Dear Editor,

We refer this letter to the manuscript by Efthimia et al. [1] in which they recently reported that in thalassemia major (TM) patients, the start of deferasirox (DFX) has been associated with increased risk of developing nephrolithiasis. However, in that series, several patients were also cotreated with calcium and vitamin D supplements, and the authors correctly hypothesized that it could have facilitated the renal calculi formation. Nevertheless, that clinical observation was not easy to evaluate by the fact that it was not a population-based case–control study and the definition of the population and the duration of patient exposure to DFX treatment were not reported; furthermore, the assessment of new cases was made only through the detection of renal colic.

We reviewed the charts and radiological studies of our patients with TM to retrospectively evaluate the incidence of nephrolithiasis in those treated with DFX and in a matched control population treated with desferioxamine (DFO). The presence or the absence of nephrolithiasis had to be assessed by abdominal ultrasonography. To further analyze data, total therapy exposure and the incidence of nephrolithiasis adjusted to 100 years of patient exposure were calculated for each treatment. To make series comparable, data from patients under DFO treatment were collected since January 2010. The study was approved by the Ethics Committee of the Cardarelli Hospital, Napoli.

Table 1 shows demographics and clinical characteristics of patients divided in those exposed to DFX and to DFO at baseline and at the end of drug exposure (October 2012). At baseline, both populations were comparable for previous chelation history, for the percentage of patients splenectomized and using calcium and vitamin D, for the mean creatinine level and GFR value, and for the prevalence of renal calculi [2], but patients treated with DFX tended to be younger and to have lower level of uric acid. Patients already affected by renal calculi were in average 40 years old and frequently splenectomized, but they did not use vitamin D and calcium supplementation more frequently than those without stones and were not always symptomatic; however, in those under DFO treatment, a decrease in GFR was observed following drug exposure. Comparing basal and final values in a population without stones, an increase in creatinine level and a decrease in GFR were observed in the DFX group.

Table 1 Characteristics of the patients: significant differences with p < 0.05 were tested by the Student's t test or Fisher exact test. The p value concerns the comparison between basal and final parameters under DFX (left) and DFO treatment (right), respectively. The p values in the central columns concern the comparison between DFX and DFO treatment at basal (left) and final (right) time, respectively

We observed eight (5.26/100 patients/year ) and five (4.76/100 patients/year) new cases of renal stones in patients treated with DFX and DFO, respectively, and the O.R. for developing nephrolithiasis under DFX was 1.17 , p = 0.79 (data not shown). Interestingly, among stone formers following DFX treatment, a significant decrease in uric acid level without a decrease in renal function parameters was observed.

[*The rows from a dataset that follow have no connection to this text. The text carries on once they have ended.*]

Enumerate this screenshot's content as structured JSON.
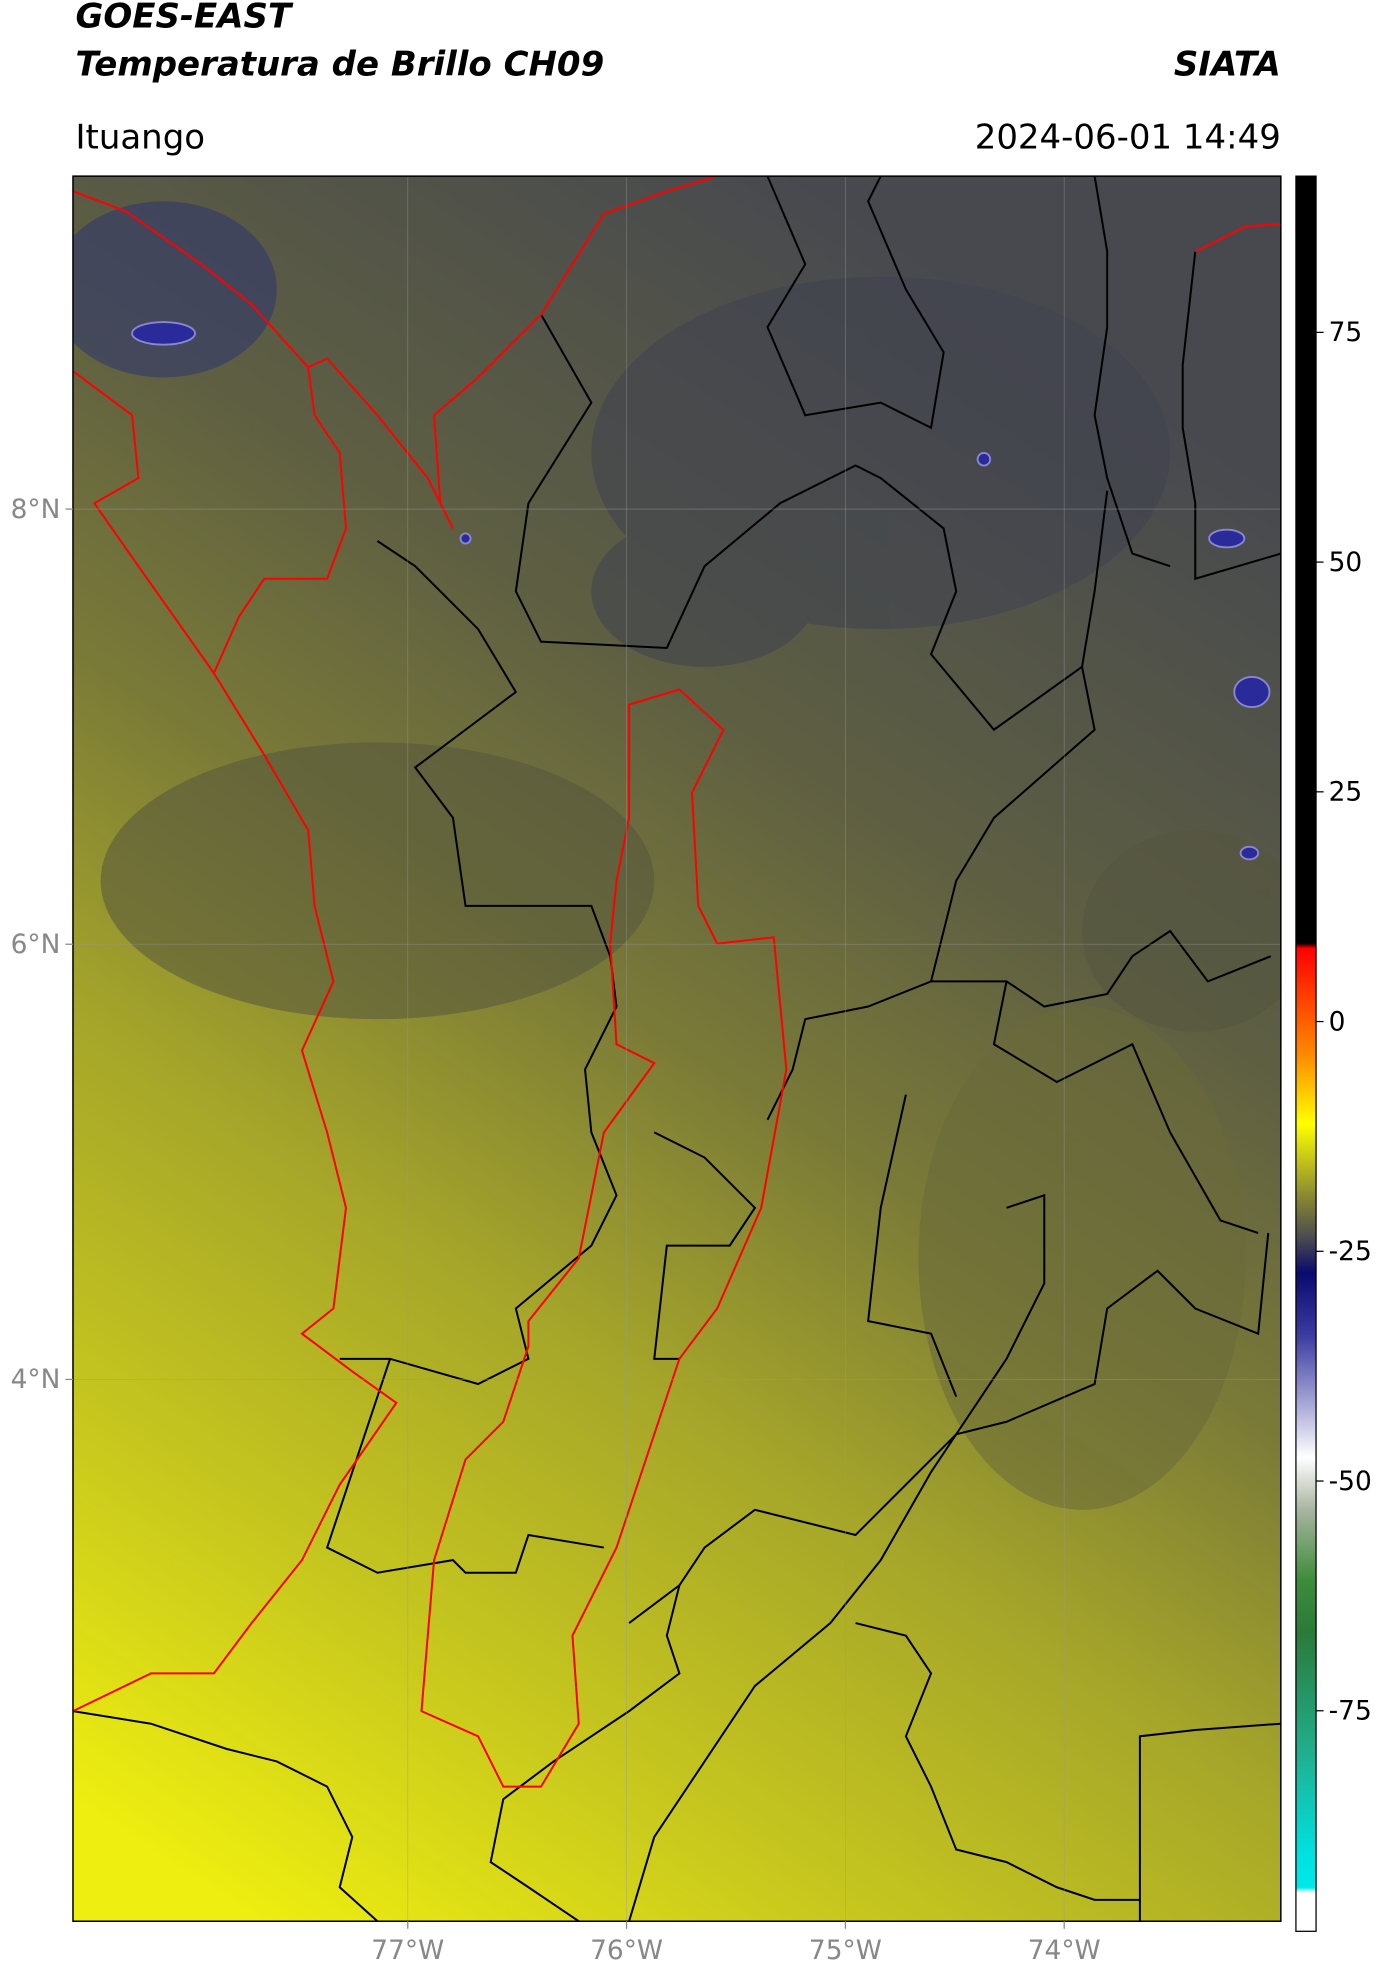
{
  "chart_data": {
    "type": "map",
    "title": "GOES-EAST",
    "subtitle": "Temperatura de Brillo CH09",
    "source": "SIATA",
    "location": "Ituango",
    "datetime": "2024-06-01 14:49",
    "xlim": [
      -78.53,
      -73.01
    ],
    "ylim": [
      1.51,
      9.53
    ],
    "xticks": [
      {
        "value": -77,
        "label": "77°W"
      },
      {
        "value": -76,
        "label": "76°W"
      },
      {
        "value": -75,
        "label": "75°W"
      },
      {
        "value": -74,
        "label": "74°W"
      }
    ],
    "yticks": [
      {
        "value": 8,
        "label": "8°N"
      },
      {
        "value": 6,
        "label": "6°N"
      },
      {
        "value": 4,
        "label": "4°N"
      }
    ],
    "grid": true,
    "colorbar": {
      "lim": [
        -99,
        92
      ],
      "ticks": [
        75,
        50,
        25,
        0,
        -25,
        -50,
        -75
      ]
    }
  }
}
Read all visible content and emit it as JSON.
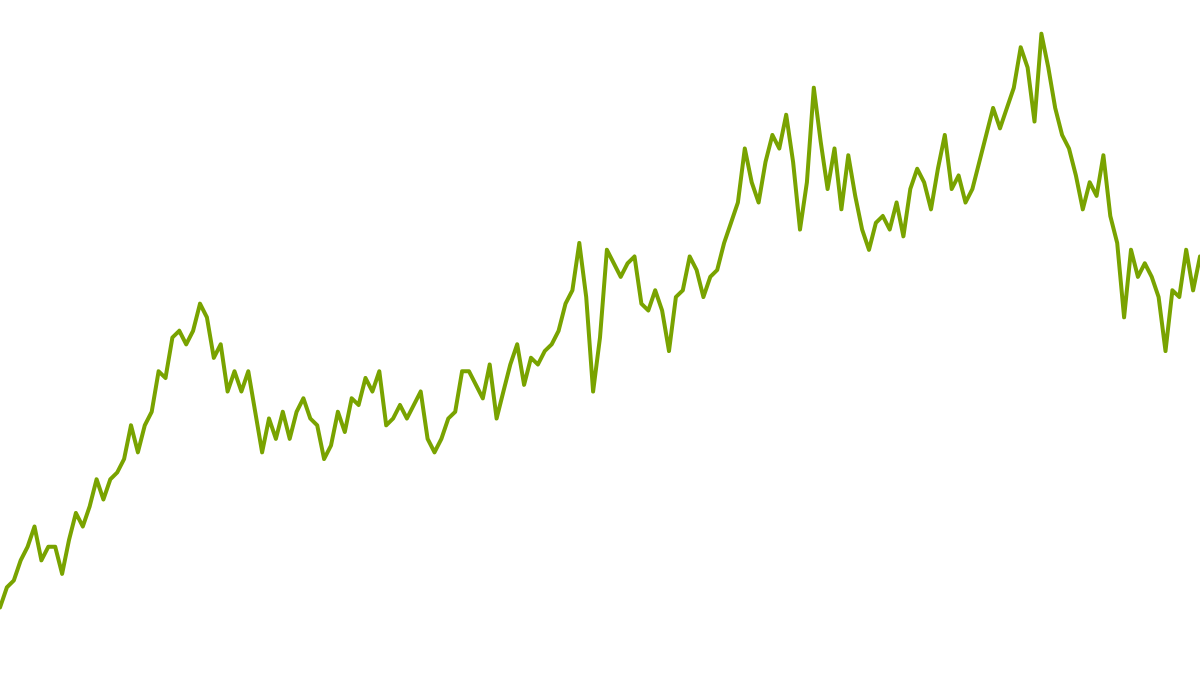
{
  "chart_data": {
    "type": "line",
    "title": "",
    "xlabel": "",
    "ylabel": "",
    "ylim": [
      0,
      100
    ],
    "grid": false,
    "axes_visible": false,
    "legend": "none",
    "colors": {
      "line": "#79a300",
      "background": "#ffffff"
    },
    "series": [
      {
        "values": [
          10,
          13,
          14,
          17,
          19,
          22,
          17,
          19,
          19,
          15,
          20,
          24,
          22,
          25,
          29,
          26,
          29,
          30,
          32,
          37,
          33,
          37,
          39,
          45,
          44,
          50,
          51,
          49,
          51,
          55,
          53,
          47,
          49,
          42,
          45,
          42,
          45,
          39,
          33,
          38,
          35,
          39,
          35,
          39,
          41,
          38,
          37,
          32,
          34,
          39,
          36,
          41,
          40,
          44,
          42,
          45,
          37,
          38,
          40,
          38,
          40,
          42,
          35,
          33,
          35,
          38,
          39,
          45,
          45,
          43,
          41,
          46,
          38,
          42,
          46,
          49,
          43,
          47,
          46,
          48,
          49,
          51,
          55,
          57,
          64,
          56,
          42,
          50,
          63,
          61,
          59,
          61,
          62,
          55,
          54,
          57,
          54,
          48,
          56,
          57,
          62,
          60,
          56,
          59,
          60,
          64,
          67,
          70,
          78,
          73,
          70,
          76,
          80,
          78,
          83,
          76,
          66,
          73,
          87,
          79,
          72,
          78,
          69,
          77,
          71,
          66,
          63,
          67,
          68,
          66,
          70,
          65,
          72,
          75,
          73,
          69,
          75,
          80,
          72,
          74,
          70,
          72,
          76,
          80,
          84,
          81,
          84,
          87,
          93,
          90,
          82,
          95,
          90,
          84,
          80,
          78,
          74,
          69,
          73,
          71,
          77,
          68,
          64,
          53,
          63,
          59,
          61,
          59,
          56,
          48,
          57,
          56,
          63,
          57,
          62
        ]
      }
    ]
  }
}
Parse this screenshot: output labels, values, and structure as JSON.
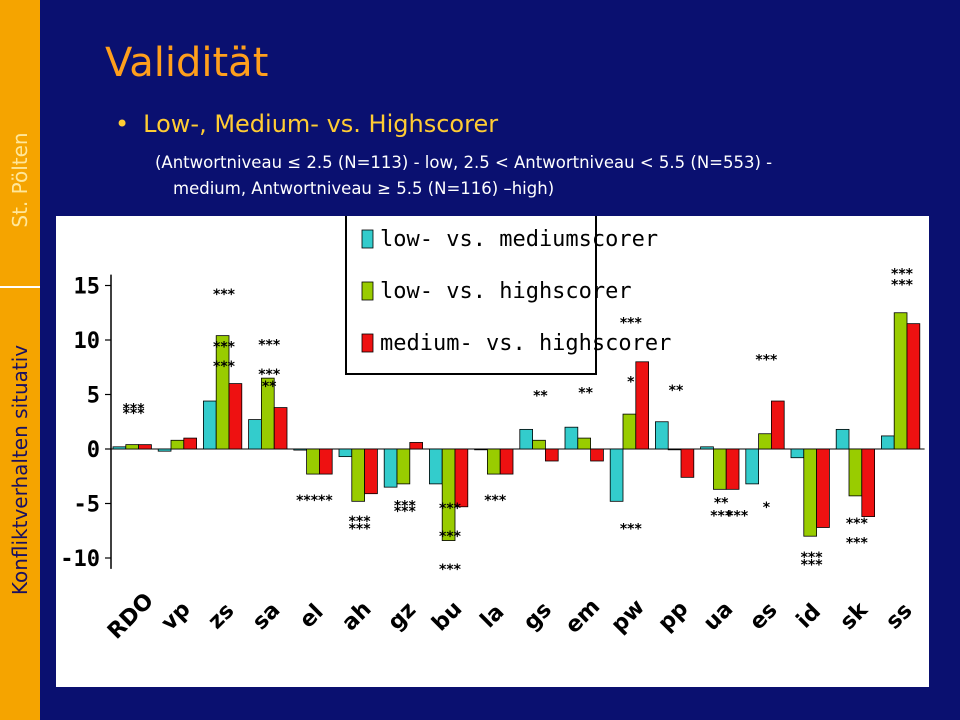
{
  "sidebar": {
    "top_text": "St. Pölten",
    "bottom_text": "Konfliktverhalten situativ"
  },
  "slide": {
    "title": "Validität",
    "bullet": "Low-, Medium- vs. Highscorer",
    "detail_line1": "(Antwortniveau ≤ 2.5 (N=113) - low, 2.5 < Antwortniveau  < 5.5  (N=553) -",
    "detail_line2": "medium, Antwortniveau ≥ 5.5 (N=116) –high)"
  },
  "chart_data": {
    "type": "bar",
    "categories": [
      "RDO",
      "vp",
      "zs",
      "sa",
      "el",
      "ah",
      "gz",
      "bu",
      "la",
      "gs",
      "em",
      "pw",
      "pp",
      "ua",
      "es",
      "id",
      "sk",
      "ss"
    ],
    "series": [
      {
        "name": "low- vs. mediumscorer",
        "color": "#33cccc",
        "values": [
          0.2,
          -0.2,
          4.4,
          2.7,
          -0.1,
          -0.7,
          -3.5,
          -3.2,
          0.0,
          1.8,
          2.0,
          -4.8,
          2.5,
          0.2,
          -3.2,
          -0.8,
          1.8,
          1.2
        ]
      },
      {
        "name": "low- vs. highscorer",
        "color": "#99cc00",
        "values": [
          0.4,
          0.8,
          10.4,
          6.5,
          -2.3,
          -4.8,
          -3.2,
          -8.4,
          -2.3,
          0.8,
          1.0,
          3.2,
          0.0,
          -3.7,
          1.4,
          -8.0,
          -4.3,
          12.5
        ]
      },
      {
        "name": "medium- vs. highscorer",
        "color": "#ee1111",
        "values": [
          0.4,
          1.0,
          6.0,
          3.8,
          -2.3,
          -4.1,
          0.6,
          -5.3,
          -2.3,
          -1.1,
          -1.1,
          8.0,
          -2.6,
          -3.7,
          4.4,
          -7.2,
          -6.2,
          11.5
        ]
      }
    ],
    "yticks": [
      15,
      10,
      5,
      0,
      -5,
      -10
    ],
    "ylim": [
      -11,
      16
    ],
    "legend_position": "top-center",
    "annotations": [
      {
        "text": "***",
        "x": "RDO",
        "y": 3.3
      },
      {
        "text": "***",
        "x": "RDO",
        "y": 3.7
      },
      {
        "text": "***",
        "x": "zs",
        "y": 14.2
      },
      {
        "text": "***",
        "x": "zs",
        "y": 7.6
      },
      {
        "text": "***",
        "x": "zs",
        "y": 9.4
      },
      {
        "text": "***",
        "x": "sa",
        "y": 9.6
      },
      {
        "text": "**",
        "x": "sa",
        "y": 5.8
      },
      {
        "text": "***",
        "x": "sa",
        "y": 6.9
      },
      {
        "text": "*****",
        "x": "el",
        "y": -4.7
      },
      {
        "text": "***",
        "x": "ah",
        "y": -7.3
      },
      {
        "text": "***",
        "x": "ah",
        "y": -6.6
      },
      {
        "text": "***",
        "x": "gz",
        "y": -5.7
      },
      {
        "text": "***",
        "x": "gz",
        "y": -5.2
      },
      {
        "text": "***",
        "x": "bu",
        "y": -5.4
      },
      {
        "text": "***",
        "x": "bu",
        "y": -8.0
      },
      {
        "text": "***",
        "x": "bu",
        "y": -11.0
      },
      {
        "text": "***",
        "x": "la",
        "y": -4.7
      },
      {
        "text": "**",
        "x": "gs",
        "y": 4.9
      },
      {
        "text": "**",
        "x": "em",
        "y": 5.2
      },
      {
        "text": "***",
        "x": "pw",
        "y": -7.3
      },
      {
        "text": "*",
        "x": "pw",
        "y": 6.2
      },
      {
        "text": "***",
        "x": "pw",
        "y": 11.6
      },
      {
        "text": "**",
        "x": "pp",
        "y": 5.4
      },
      {
        "text": "**",
        "x": "ua",
        "y": -4.9
      },
      {
        "text": "***",
        "x": "ua",
        "y": -6.1
      },
      {
        "text": "***",
        "x": "ua",
        "y": -6.1
      },
      {
        "text": "*",
        "x": "es",
        "y": -5.3
      },
      {
        "text": "***",
        "x": "es",
        "y": 8.2
      },
      {
        "text": "***",
        "x": "id",
        "y": -10.6
      },
      {
        "text": "***",
        "x": "id",
        "y": -9.9
      },
      {
        "text": "***",
        "x": "sk",
        "y": -6.8
      },
      {
        "text": "***",
        "x": "sk",
        "y": -8.6
      },
      {
        "text": "***",
        "x": "ss",
        "y": 16.1
      },
      {
        "text": "***",
        "x": "ss",
        "y": 15.1
      }
    ]
  }
}
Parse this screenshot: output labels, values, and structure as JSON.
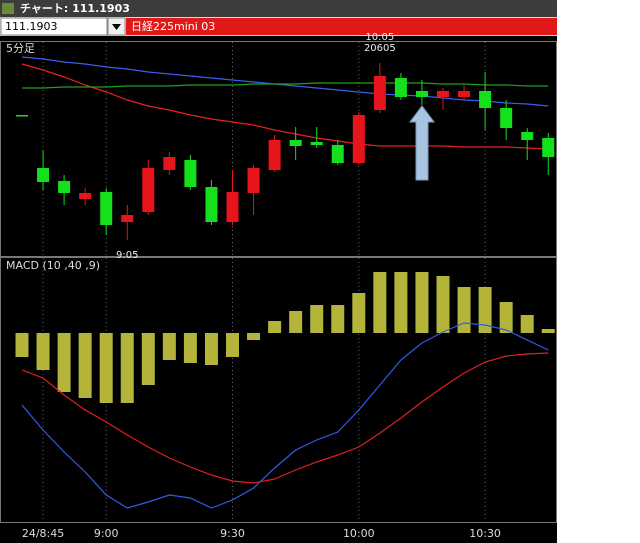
{
  "window": {
    "title": "チャート: 111.1903",
    "code": "111.1903",
    "instrument": "日経225mini 03"
  },
  "chart_data": [
    {
      "type": "candlestick",
      "title": "5分足",
      "categories": [
        null,
        "24/8:45",
        null,
        null,
        "9:00",
        null,
        null,
        null,
        null,
        null,
        "9:30",
        null,
        null,
        null,
        null,
        null,
        "10:00",
        null,
        null,
        null,
        null,
        null,
        "10:30",
        null,
        null,
        null
      ],
      "open": [
        20553,
        20500,
        20487,
        20469,
        20476,
        20446,
        20456,
        20498,
        20508,
        20481,
        20446,
        20475,
        20498,
        20528,
        20526,
        20523,
        20505,
        20558,
        20590,
        20577,
        20571,
        20571,
        20577,
        20560,
        20536,
        20530
      ],
      "high": [
        20553,
        20518,
        20493,
        20480,
        20480,
        20463,
        20508,
        20516,
        20513,
        20488,
        20498,
        20503,
        20533,
        20541,
        20541,
        20528,
        20556,
        20605,
        20595,
        20588,
        20580,
        20583,
        20596,
        20568,
        20540,
        20535
      ],
      "low": [
        20553,
        20478,
        20463,
        20463,
        20433,
        20428,
        20453,
        20493,
        20478,
        20443,
        20443,
        20453,
        20496,
        20508,
        20520,
        20503,
        20503,
        20555,
        20568,
        20563,
        20558,
        20568,
        20538,
        20528,
        20508,
        20493
      ],
      "close": [
        20553,
        20486,
        20475,
        20475,
        20443,
        20453,
        20500,
        20511,
        20481,
        20446,
        20476,
        20500,
        20528,
        20522,
        20523,
        20505,
        20553,
        20592,
        20571,
        20571,
        20577,
        20577,
        20560,
        20540,
        20528,
        20511
      ],
      "up_color": "#e8141c",
      "down_color": "#14e01c",
      "lines": [
        {
          "color": "#3a5cf0",
          "values": [
            20611,
            20609,
            20606,
            20604,
            20601,
            20599,
            20596,
            20594,
            20592,
            20590,
            20588,
            20586,
            20584,
            20582,
            20580,
            20578,
            20576,
            20574,
            20573,
            20572,
            20570,
            20568,
            20567,
            20565,
            20564,
            20562
          ]
        },
        {
          "color": "#e82020",
          "values": [
            20604,
            20598,
            20591,
            20583,
            20576,
            20568,
            20562,
            20558,
            20553,
            20549,
            20546,
            20543,
            20538,
            20534,
            20530,
            20527,
            20524,
            20522,
            20522,
            20522,
            20522,
            20521,
            20521,
            20521,
            20520,
            20519
          ]
        },
        {
          "color": "#20a020",
          "values": [
            20580,
            20580,
            20581,
            20581,
            20581,
            20582,
            20582,
            20582,
            20583,
            20583,
            20583,
            20584,
            20584,
            20584,
            20585,
            20585,
            20585,
            20585,
            20585,
            20585,
            20584,
            20584,
            20583,
            20583,
            20582,
            20582
          ]
        }
      ],
      "annotations": [
        {
          "text": "20605",
          "value": 20605
        },
        {
          "text": "10:05",
          "value": 20605
        },
        {
          "text": "9:05",
          "value": 20428
        }
      ],
      "ylim": [
        20411,
        20626
      ]
    },
    {
      "type": "macd",
      "title": "MACD (10 ,40 ,9)",
      "values": [
        -12,
        -18.5,
        -29.5,
        -32.5,
        -35,
        -35,
        -26,
        -13.5,
        -15,
        -16,
        -12,
        -3.5,
        6,
        11,
        14,
        14,
        20,
        30.5,
        30.5,
        30.5,
        28.5,
        23,
        23,
        15.5,
        9,
        2
      ],
      "color": "#b4b43a",
      "lines": [
        {
          "color": "#2f5ee8",
          "values": [
            -36,
            -48.5,
            -59.5,
            -69.5,
            -81,
            -87.5,
            -84.5,
            -81,
            -82.5,
            -87.5,
            -83.5,
            -77.5,
            -67.5,
            -58.5,
            -53.5,
            -49.5,
            -38.5,
            -26,
            -13.5,
            -5,
            0.5,
            5,
            4,
            1.5,
            -3.5,
            -8.5
          ]
        },
        {
          "color": "#e02020",
          "values": [
            -18.5,
            -22.5,
            -31,
            -38.5,
            -44.5,
            -51,
            -57,
            -62.5,
            -67,
            -71,
            -74,
            -75,
            -73,
            -68.5,
            -64.5,
            -61,
            -57,
            -50,
            -42.5,
            -34.5,
            -27,
            -20,
            -14.5,
            -11.5,
            -10.5,
            -10
          ]
        }
      ],
      "ylim": [
        -94.5,
        37.5
      ]
    }
  ]
}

Estimates of the incidence of renal stones in TM patients are lacking [3]. In spite of this, a sustained rate of renal stone formation under DFX treatment was confirmed; these data highlight the presence of an asymptomatic disease that may have contributed to its underestimation in the DFO group in Efthimia’s series [1]. In our series, renal stone formation appears to involve mainly patients older than 30 while the use of vitamin D and calcium does not seem to be a risk factor. Recently, we have found that in patients with thalassemia intermedia, splenectomy by further increasing erythrocyte number may be directly involved in hyperuricemia and nephrolithiasis [4]. Although the data on patients already affected by nephrolithiasis seem to confirm a role of splenectomy, in TM patients, because of transfusions, erythroid turnover is relatively reduced, thus lowering the tendency to hyperuricemia. Our longitudinal data in patients without stones confirm a modest decrease in renal function under DFX treatment [5] but with a decrease in uric acid level particularly evident in stone formers suggesting that hyperuricemia is not involved in the pathogenesis of stone formation under DFX treatment.